ANALYSIS OF APRIL 18, 2019 SUPREME COURT OPINION

 

 

(Posted April 18, 2019) If you enjoy delving into the arcane world of suretyship law, the Robes today hand down an interesting and informative opinion for you. If you aren’t in this select group, the sun is shining and the temperatures are moderate; why don’t you take the afternoon off? You won’t get weather like this in mid-July.

In Callison v. Glick, the court takes up the topic of subsuretyship. Yes, that’s a word, though my computer’s Spell Check feature finds it objectionable. Today’s opinion resolves an incredibly complex fact pattern. To avoid getting bogged down in that, and risking losing your attention, I’ll just say that it involves a loan against property used as an “automobile service center,” though the opinion elsewhere calls it a dealership. You can read about all the facts in the slip opinion; I’m going to jump straight to the holdings.

There are normally three parties in a surety arrangement: The creditor, the debtor, and the surety. A surety promises to make good on the loan if the debtor defaults. Until the debtor defaults, the creditor can’t touch the surety.

This decision defines the boundary between a cosurety and a subsurety. Cosuretyship is where two sureties each agree to protect the creditor – presumably equally, though it’s certainly possible that they could agree to be sureties in different amounts. In that situation, if the debtor doesn’t pay, the creditor can go after either or both cosureties.

A subsurety is different: That’s where the subsurety agrees to step in only after the debtor and the original surety fail to pay what’s due.

Today’s ruling turns on that distinction. The trial court ruled that the appellant here was a cosurety, and the creditor could tag her immediately upon nonpayment. On appeal, she asked the justices to reverse that, but the Supreme Court finds that the trial court didn’t abuse its discretion in its ruling. Finding that “reasonable jurists could differ” as to the conclusion, and that the trial judge didn’t make a mistake of law, the court unanimously affirms today.

This, then, is possibly the latest in a long line of appellate decisions where the standard of review is case-dispositive on appeal. Justice Goodwyn writes today’s opinion, and he makes it clear that the seven justices may or may not have agreed with the trial court’s view of the case. But they don’t second-guess judgment calls like this.

The appellant assigned error to one additional ruling.

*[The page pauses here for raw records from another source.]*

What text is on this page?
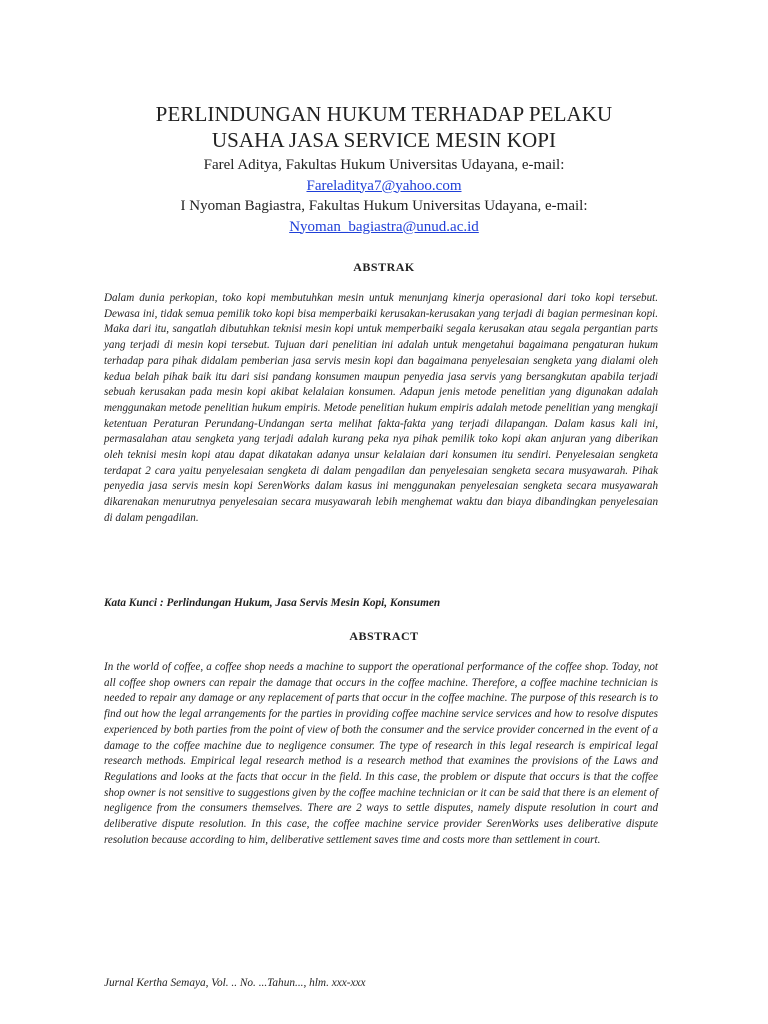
PERLINDUNGAN HUKUM TERHADAP PELAKU
USAHA JASA SERVICE MESIN KOPI
Farel Aditya, Fakultas Hukum Universitas Udayana, e-mail:
Fareladitya7@yahoo.com
I Nyoman Bagiastra, Fakultas Hukum Universitas Udayana, e-mail:
Nyoman_bagiastra@unud.ac.id
ABSTRAK
Dalam dunia perkopian, toko kopi membutuhkan mesin untuk menunjang kinerja operasional dari toko kopi tersebut. Dewasa ini, tidak semua pemilik toko kopi bisa memperbaiki kerusakan-kerusakan yang terjadi di bagian permesinan kopi. Maka dari itu, sangatlah dibutuhkan teknisi mesin kopi untuk memperbaiki segala kerusakan atau segala pergantian parts yang terjadi di mesin kopi tersebut. Tujuan dari penelitian ini adalah untuk mengetahui bagaimana pengaturan hukum terhadap para pihak didalam pemberian jasa servis mesin kopi dan bagaimana penyelesaian sengketa yang dialami oleh kedua belah pihak baik itu dari sisi pandang konsumen maupun penyedia jasa servis yang bersangkutan apabila terjadi sebuah kerusakan pada mesin kopi akibat kelalaian konsumen. Adapun jenis metode penelitian yang digunakan adalah menggunakan metode penelitian hukum empiris. Metode penelitian hukum empiris adalah metode penelitian yang mengkaji ketentuan Peraturan Perundang-Undangan serta melihat fakta-fakta yang terjadi dilapangan. Dalam kasus kali ini, permasalahan atau sengketa yang terjadi adalah kurang peka nya pihak pemilik toko kopi akan anjuran yang diberikan oleh teknisi mesin kopi atau dapat dikatakan adanya unsur kelalaian dari konsumen itu sendiri. Penyelesaian sengketa terdapat 2 cara yaitu penyelesaian sengketa di dalam pengadilan dan penyelesaian sengketa secara musyawarah. Pihak penyedia jasa servis mesin kopi SerenWorks dalam kasus ini menggunakan penyelesaian sengketa secara musyawarah dikarenakan menurutnya penyelesaian secara musyawarah lebih menghemat waktu dan biaya dibandingkan penyelesaian di dalam pengadilan.
Kata Kunci : Perlindungan Hukum, Jasa Servis Mesin Kopi, Konsumen
ABSTRACT
In the world of coffee, a coffee shop needs a machine to support the operational performance of the coffee shop. Today, not all coffee shop owners can repair the damage that occurs in the coffee machine. Therefore, a coffee machine technician is needed to repair any damage or any replacement of parts that occur in the coffee machine. The purpose of this research is to find out how the legal arrangements for the parties in providing coffee machine service services and how to resolve disputes experienced by both parties from the point of view of both the consumer and the service provider concerned in the event of a damage to the coffee machine due to negligence consumer. The type of research in this legal research is empirical legal research methods. Empirical legal research method is a research method that examines the provisions of the Laws and Regulations and looks at the facts that occur in the field. In this case, the problem or dispute that occurs is that the coffee shop owner is not sensitive to suggestions given by the coffee machine technician or it can be said that there is an element of negligence from the consumers themselves. There are 2 ways to settle disputes, namely dispute resolution in court and deliberative dispute resolution. In this case, the coffee machine service provider SerenWorks uses deliberative dispute resolution because according to him, deliberative settlement saves time and costs more than settlement in court.
Jurnal Kertha Semaya, Vol. .. No. ...Tahun..., hlm. xxx-xxx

She had asked the trial court to clarify its ruling, to specify that the judgment was without prejudice to her later right to seek contribution from the original surety and the debtor, but the court refused to do that. Resolving this assignment, the justices cite recent caselaw that excuses trial courts from having to explain their orders. They also note that doing so in this context would amount to rendering an advisory opinion, since the appellant’s contribution claim wouldn’t be ripe until she made good on the obligation. My best guess is that this ruling effectively gives the appellant what she wants; a holding that the claim isn’t ripe almost certainly means that the judgment here isn’t res judicata as to that future claim under Rule 1:6. But that’s a question for another day.